My wife is a very sweet person. She is easy to love. Yet, for a long time I often found my self-centeredness blocking me from making her feel loved. So, I would redouble my efforts to love her better. But alas, she would tell me time after time that this or that did not make her feel loved.
I finally concluded that I was not going to make her feel loved without some outside help. I felt helpless!
Also, for all my life I have relied on my body as being indestructible. I could rely on it supporting me in whatever I did. But nine months ago it began to wobble on me. After four hospital stays in the last nine months I have finally concluded that my body is not indestructible. Where do I go for physical security? I feel helpless!
What It Means to be Helpless
It means that we know deeply that we can’t do what we need to do without God’s help.
A few years ago I finally realized that I couldn’t help people grow spiritually without God working, no matter how skilled and knowledgeable I became.
Why Knowing Our Helplessness Is Good
It is good to know our helplessness because we will often not rely on God to help us unless we know deeply that we can’t do it. If there is even the slightest chance we can avoid dependency on God, our independent spirit will tend to go it alone.
And if this is what we do often, we are wasting our lives- for only that which is done in obedience to God’s will, in his power (as a result of knowing our helplessness) and for his purposes will be rewarded in heaven (I Corinthians 3:10-15).
I am currently mentoring a small group of medical students.
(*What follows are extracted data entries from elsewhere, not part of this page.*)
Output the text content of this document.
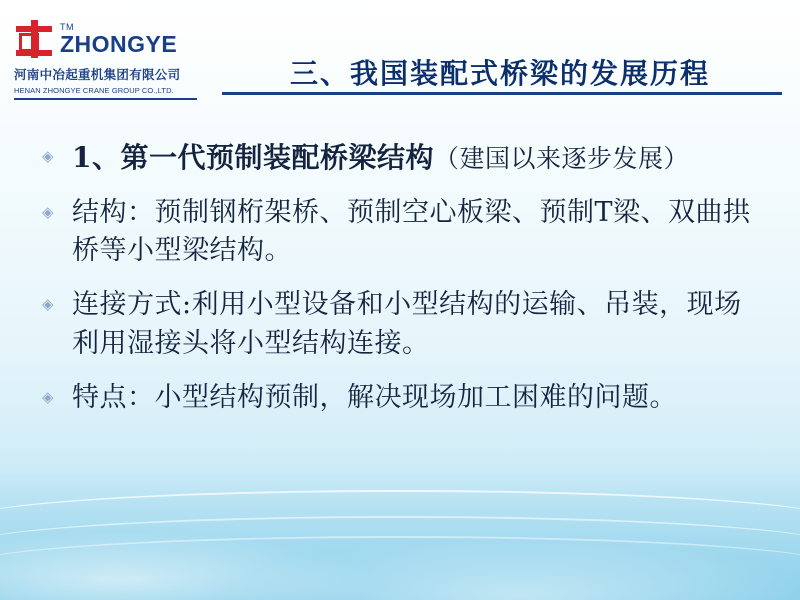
TM
ZHONGYE
河南中冶起重机集团有限公司
HENAN ZHONGYE CRANE GROUP CO.,LTD.
三、我国装配式桥梁的发展历程
◈ 1、第一代预制装配桥梁结构（建国以来逐步发展）
◈ 结构：预制钢桁架桥、预制空心板梁、预制T梁、双曲拱桥等小型梁结构。
◈ 连接方式:利用小型设备和小型结构的运输、吊装，现场利用湿接头将小型结构连接。
◈ 特点：小型结构预制，解决现场加工困难的问题。
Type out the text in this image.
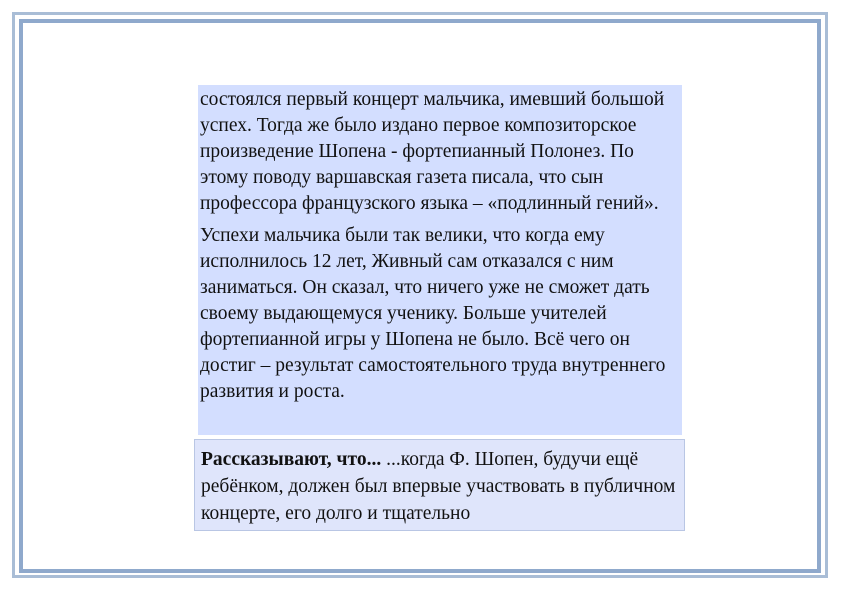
состоялся первый концерт мальчика, имевший большой успех. Тогда же было издано первое композиторское произведение Шопена - фортепианный Полонез. По этому поводу варшавская газета писала, что сын профессора французского языка – «подлинный гений».

Успехи мальчика были так велики, что когда ему исполнилось 12 лет, Живный сам отказался с ним заниматься. Он сказал, что ничего уже не сможет дать своему выдающемуся ученику. Больше учителей фортепианной игры у Шопена не было. Всё чего он достиг – результат самостоятельного труда внутреннего развития и роста.

Рассказывают, что... ...когда Ф. Шопен, будучи ещё ребёнком, должен был впервые участвовать в публичном концерте, его долго и тщательно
I told them this week how hard it will be down the road for them to accept their helplessness so that they may receive God’s supernatural power.
They will have to deal with the temptations that will come from being gifted intellectually, the respect and approval they will get from society, and their material status. They will be sorely tempted to be motivated to forgo the humbling process of accepting their helplessness and God’s help and instead rely on their resources to earn worth, approval, and security.
But it doesn’t have to be that way for them, or for the rest of us.
How We Can Live in the Reality of Our Helplessness
We live in the reality of our helplessness by depending on the importance of admitting our helplessness, so the door to receiving God’s Almighty strength is opened.
This happens as we ask and depend on God changing us so that we can accept our helplessness and rely on his presence and strength.
We can learn like Paul did you to rejoice in our helplessness.
“And He has said to me, ‘My grace is sufficient for you, for power is perfected in [helplessness].’ Most gladly, therefore, I will rather boast about my [helplessness], so that the power of Christ may dwell in me. Therefore I am well content with [helplessness], with insults, with distresses, with persecutions, with difficulties, for Christ’s sake; for when I am [helpless] then I am strong” (2 Corinthians 12:9-11).
So, rather than running away from the truth of our helplessness, we need to embrace it. We need to face the reality that to live for God we need to become content with our helplessness.
But accepting our helplessness is so painful. It’s much easier to live in the illusion of self-sufficiency that the world tries to get us to buy into. But the truth is that we are helpless to live the wonderful life that God has designed for us to live (Ephesians 2:10).
The verse that helps me the most to accept my helplessness is Jesus’ reminder in John 15:5 that “apart from Me you can do nothing of [eternal benefit].”